The back cover explains that it is a mystery told from the point of view of Gwenni Morgan, an imaginative 12 year old who lives in a sleepy Welsh town. I noticed that it was recommended by Catherine O'Flynn, author of What Was Lost, which I really enoyed and which also includes a child detective. The Earth Hums seemed to be highly rated by all the big newspapers. I had really high hopes and thought I might have discovered a real gem.
Unfortunately, I don't think it quite lived up to all this hype. The novel is readable but I was by no means blown away.
I don't want to give too many spoilers in case anyone does want to read it in spite of my neutral review, but the mystery story line mainly focuses on a local man who goes missing, his family who Gwenni is friendly with as the mum is her teacher and she babysits for their kids and it shows how other people in the town are involved in various ways. Gwenni's home life is also a big focus as well as her relationship with her best friend Alwenna, who is growing up more quickly than Gwenni and starts to grow apart from her. Towards the end of the book some more adult themes of mental illness get a lot of attention. I think the plot was fairly solid and it did hold my attention, although parts of it were a little slow moving towards the middle.

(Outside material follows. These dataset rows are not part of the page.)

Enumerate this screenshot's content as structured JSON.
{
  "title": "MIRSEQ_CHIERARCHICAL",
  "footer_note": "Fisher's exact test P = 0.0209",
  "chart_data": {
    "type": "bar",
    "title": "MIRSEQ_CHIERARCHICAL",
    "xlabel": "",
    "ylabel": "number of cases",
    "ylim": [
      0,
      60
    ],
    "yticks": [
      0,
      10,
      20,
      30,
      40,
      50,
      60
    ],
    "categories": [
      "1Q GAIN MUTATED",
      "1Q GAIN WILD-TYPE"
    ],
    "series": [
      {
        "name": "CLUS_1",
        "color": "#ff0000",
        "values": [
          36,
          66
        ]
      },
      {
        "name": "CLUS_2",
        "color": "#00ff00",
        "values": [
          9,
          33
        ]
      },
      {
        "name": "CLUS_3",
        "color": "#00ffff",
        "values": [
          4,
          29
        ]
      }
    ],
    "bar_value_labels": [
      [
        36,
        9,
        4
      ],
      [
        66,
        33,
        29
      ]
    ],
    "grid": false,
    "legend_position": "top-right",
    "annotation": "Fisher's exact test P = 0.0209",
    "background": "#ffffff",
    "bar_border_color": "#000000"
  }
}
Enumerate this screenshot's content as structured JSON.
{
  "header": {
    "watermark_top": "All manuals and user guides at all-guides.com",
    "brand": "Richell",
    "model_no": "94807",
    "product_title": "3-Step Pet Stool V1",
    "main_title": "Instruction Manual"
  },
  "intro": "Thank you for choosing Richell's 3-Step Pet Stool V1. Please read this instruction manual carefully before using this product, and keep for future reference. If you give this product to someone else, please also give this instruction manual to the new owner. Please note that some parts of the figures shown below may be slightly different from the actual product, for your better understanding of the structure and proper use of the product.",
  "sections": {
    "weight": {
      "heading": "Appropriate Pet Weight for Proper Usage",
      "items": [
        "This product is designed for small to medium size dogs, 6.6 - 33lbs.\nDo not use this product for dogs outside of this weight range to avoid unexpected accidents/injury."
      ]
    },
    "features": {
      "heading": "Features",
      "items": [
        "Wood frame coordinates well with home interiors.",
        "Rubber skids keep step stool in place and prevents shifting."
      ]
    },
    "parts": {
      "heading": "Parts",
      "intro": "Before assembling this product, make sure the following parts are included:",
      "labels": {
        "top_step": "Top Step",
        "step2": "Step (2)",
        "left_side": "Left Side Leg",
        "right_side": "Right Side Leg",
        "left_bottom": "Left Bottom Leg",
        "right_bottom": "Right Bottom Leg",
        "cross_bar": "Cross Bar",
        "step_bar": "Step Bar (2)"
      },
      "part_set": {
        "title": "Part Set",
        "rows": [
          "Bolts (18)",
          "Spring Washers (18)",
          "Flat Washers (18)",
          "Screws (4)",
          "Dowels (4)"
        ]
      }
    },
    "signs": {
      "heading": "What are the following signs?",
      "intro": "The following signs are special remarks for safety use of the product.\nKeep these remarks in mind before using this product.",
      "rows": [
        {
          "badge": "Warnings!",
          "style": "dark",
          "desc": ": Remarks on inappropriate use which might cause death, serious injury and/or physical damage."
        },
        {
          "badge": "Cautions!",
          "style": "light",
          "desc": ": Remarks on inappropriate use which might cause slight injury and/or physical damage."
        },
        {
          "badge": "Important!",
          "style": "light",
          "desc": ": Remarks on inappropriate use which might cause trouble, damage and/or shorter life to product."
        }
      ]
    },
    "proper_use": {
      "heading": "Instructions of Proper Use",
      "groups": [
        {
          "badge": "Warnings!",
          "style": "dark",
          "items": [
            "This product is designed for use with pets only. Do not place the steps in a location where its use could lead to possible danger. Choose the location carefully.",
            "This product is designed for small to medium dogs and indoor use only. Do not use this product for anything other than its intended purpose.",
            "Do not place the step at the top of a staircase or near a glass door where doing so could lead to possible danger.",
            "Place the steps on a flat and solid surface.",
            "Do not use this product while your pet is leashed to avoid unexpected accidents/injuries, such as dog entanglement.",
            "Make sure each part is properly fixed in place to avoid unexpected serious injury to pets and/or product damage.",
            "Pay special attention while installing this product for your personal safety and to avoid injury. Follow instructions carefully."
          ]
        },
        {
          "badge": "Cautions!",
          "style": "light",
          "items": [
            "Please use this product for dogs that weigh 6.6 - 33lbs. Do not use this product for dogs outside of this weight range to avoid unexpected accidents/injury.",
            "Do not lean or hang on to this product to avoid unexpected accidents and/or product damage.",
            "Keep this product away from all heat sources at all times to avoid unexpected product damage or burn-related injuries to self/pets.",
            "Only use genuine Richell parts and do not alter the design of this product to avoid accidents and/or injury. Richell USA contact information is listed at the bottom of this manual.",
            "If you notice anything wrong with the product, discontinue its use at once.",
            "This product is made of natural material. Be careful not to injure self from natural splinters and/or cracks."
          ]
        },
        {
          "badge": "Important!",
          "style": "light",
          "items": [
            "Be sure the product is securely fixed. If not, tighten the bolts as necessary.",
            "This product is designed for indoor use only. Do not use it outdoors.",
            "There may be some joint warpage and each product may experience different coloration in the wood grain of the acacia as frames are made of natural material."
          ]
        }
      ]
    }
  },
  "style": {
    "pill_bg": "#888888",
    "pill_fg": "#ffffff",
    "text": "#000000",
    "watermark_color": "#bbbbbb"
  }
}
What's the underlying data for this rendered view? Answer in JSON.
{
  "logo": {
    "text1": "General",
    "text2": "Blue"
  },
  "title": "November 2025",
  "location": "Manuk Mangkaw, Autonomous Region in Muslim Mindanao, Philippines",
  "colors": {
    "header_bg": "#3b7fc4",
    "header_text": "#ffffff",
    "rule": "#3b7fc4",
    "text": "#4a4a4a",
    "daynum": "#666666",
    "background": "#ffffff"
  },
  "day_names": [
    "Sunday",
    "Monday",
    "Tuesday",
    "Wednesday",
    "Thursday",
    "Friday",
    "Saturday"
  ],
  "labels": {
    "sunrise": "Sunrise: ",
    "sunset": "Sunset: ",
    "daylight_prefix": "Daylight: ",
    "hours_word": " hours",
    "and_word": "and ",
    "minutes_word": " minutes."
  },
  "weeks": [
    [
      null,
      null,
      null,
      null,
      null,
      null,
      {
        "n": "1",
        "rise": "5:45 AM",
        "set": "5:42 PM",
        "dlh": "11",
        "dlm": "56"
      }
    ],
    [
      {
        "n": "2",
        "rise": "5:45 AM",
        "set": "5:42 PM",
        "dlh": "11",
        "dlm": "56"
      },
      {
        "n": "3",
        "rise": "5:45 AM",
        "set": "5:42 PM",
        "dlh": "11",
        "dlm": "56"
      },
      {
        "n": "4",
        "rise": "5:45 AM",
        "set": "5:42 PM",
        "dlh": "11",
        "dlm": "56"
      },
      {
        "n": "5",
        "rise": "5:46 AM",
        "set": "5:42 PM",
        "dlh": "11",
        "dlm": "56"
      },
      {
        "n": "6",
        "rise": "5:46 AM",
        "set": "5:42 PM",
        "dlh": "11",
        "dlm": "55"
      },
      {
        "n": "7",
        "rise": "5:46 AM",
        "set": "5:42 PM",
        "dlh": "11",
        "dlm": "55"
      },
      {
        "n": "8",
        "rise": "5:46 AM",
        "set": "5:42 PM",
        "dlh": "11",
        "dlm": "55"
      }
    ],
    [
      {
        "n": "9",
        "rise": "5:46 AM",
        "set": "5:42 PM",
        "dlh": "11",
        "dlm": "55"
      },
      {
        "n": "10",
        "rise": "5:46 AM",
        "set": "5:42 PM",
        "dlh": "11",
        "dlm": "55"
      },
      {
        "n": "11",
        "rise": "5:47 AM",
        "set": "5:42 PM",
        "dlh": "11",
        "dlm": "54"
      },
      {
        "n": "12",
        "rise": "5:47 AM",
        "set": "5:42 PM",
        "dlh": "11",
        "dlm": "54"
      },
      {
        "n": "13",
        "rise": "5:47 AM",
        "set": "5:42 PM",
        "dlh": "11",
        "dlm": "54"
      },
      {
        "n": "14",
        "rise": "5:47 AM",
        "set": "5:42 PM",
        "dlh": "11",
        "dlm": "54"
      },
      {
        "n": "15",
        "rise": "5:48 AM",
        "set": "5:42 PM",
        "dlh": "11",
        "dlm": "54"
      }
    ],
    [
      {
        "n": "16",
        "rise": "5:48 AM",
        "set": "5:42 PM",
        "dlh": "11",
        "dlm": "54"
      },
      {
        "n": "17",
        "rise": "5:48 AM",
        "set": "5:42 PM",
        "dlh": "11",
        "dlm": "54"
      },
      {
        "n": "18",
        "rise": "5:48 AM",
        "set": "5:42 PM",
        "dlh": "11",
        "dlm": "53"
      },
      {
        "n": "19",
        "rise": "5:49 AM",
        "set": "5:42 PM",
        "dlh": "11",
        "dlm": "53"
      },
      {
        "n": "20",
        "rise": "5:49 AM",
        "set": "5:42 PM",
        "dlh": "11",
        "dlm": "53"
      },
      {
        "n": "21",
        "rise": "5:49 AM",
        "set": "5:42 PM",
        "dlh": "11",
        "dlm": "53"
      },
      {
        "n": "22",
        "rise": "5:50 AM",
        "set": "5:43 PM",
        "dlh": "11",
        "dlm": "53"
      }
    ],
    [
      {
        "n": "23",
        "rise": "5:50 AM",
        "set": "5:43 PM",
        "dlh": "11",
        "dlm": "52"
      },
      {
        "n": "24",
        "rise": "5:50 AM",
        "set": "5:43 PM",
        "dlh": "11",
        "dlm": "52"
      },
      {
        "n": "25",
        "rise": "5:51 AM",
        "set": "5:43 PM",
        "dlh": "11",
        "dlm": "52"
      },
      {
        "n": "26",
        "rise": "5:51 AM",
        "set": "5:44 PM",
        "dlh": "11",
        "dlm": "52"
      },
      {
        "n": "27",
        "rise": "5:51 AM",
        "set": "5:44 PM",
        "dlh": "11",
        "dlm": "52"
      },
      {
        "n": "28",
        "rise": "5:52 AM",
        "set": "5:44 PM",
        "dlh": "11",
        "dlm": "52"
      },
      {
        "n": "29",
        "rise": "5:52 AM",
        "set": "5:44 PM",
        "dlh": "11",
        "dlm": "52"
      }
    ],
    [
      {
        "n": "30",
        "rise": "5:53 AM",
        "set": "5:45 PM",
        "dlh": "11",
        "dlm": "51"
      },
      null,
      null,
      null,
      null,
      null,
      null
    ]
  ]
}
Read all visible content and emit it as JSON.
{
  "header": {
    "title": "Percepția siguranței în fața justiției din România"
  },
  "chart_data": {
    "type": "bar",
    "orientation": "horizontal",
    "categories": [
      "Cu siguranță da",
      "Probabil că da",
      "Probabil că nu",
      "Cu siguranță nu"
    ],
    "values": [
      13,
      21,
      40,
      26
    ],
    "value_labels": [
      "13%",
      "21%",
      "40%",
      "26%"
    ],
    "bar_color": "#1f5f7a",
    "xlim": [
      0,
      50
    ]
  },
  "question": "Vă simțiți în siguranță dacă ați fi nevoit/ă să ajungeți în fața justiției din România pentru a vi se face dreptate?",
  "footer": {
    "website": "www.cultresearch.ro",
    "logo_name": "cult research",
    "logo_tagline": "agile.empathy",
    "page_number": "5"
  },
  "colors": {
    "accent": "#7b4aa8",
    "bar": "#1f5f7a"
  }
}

My main gripe with this book was that some of the characters were not believeable. Gwenni is supposed to be 12 but I think it must have been a long time since the author was that age! I find it hard to believe that a 12 year old would be as naive as Gwenni is. She is very babyish in the way she acts, talks and thinks. I genuinely just found myself rolling my eyes at her constantly. She has no understanding of what is appropriate behaviour and she believes in things which a 12 year old wouldn't, for example she believes she can fly, that the jugs on the shelf at home are alive and watching her, that a neighbour's fox stole needs to be buried so that the fox's soul can go to heaven... She refuses to see the obvious when it is right in front of her and even though she wants to be a detective and constantly reads crime novels, she has a very simple and innocent view of everything. Even when the ugly truth about a crime is staring her in the face it does not occur to her that anything might be wrong. The reality is obvious to the reader from early on, but it is only confirmed at a late stage when Gwenni finally grasps it. I found myself sympathising with her mum, sister and best friend who wonder fairly often why Gwenni has to be so "odd". The Independent on Sunday described it as "authentically quirky" which I would really disagree with. Yes there is some quirkiness but it seems contrived.
The character of the mum is a potentially interesting one, but we don't really get under her skin and I feel that a lot more development would have been possible there. Equally, we never really get any insight into the dad's feelings in a difficult situation at the end of the story.
I did like the Welsh setting and the fact that some Welsh words were included, such as Tada for Dad and Nain for Grandma.
It is a shame when you have high hopes for a book and they don't live up to it (another noteable instance of this recently was When God Was A Rabbit, a great title on a book which was slightly lacking) but I did enjoy this book to some extent and was happy to continue to the end. For the cheap price I paid second hand it was an alright read, but I would have been a bit disappointed if I had paid full price in Waterstones. I don't think I would ever read it a second time.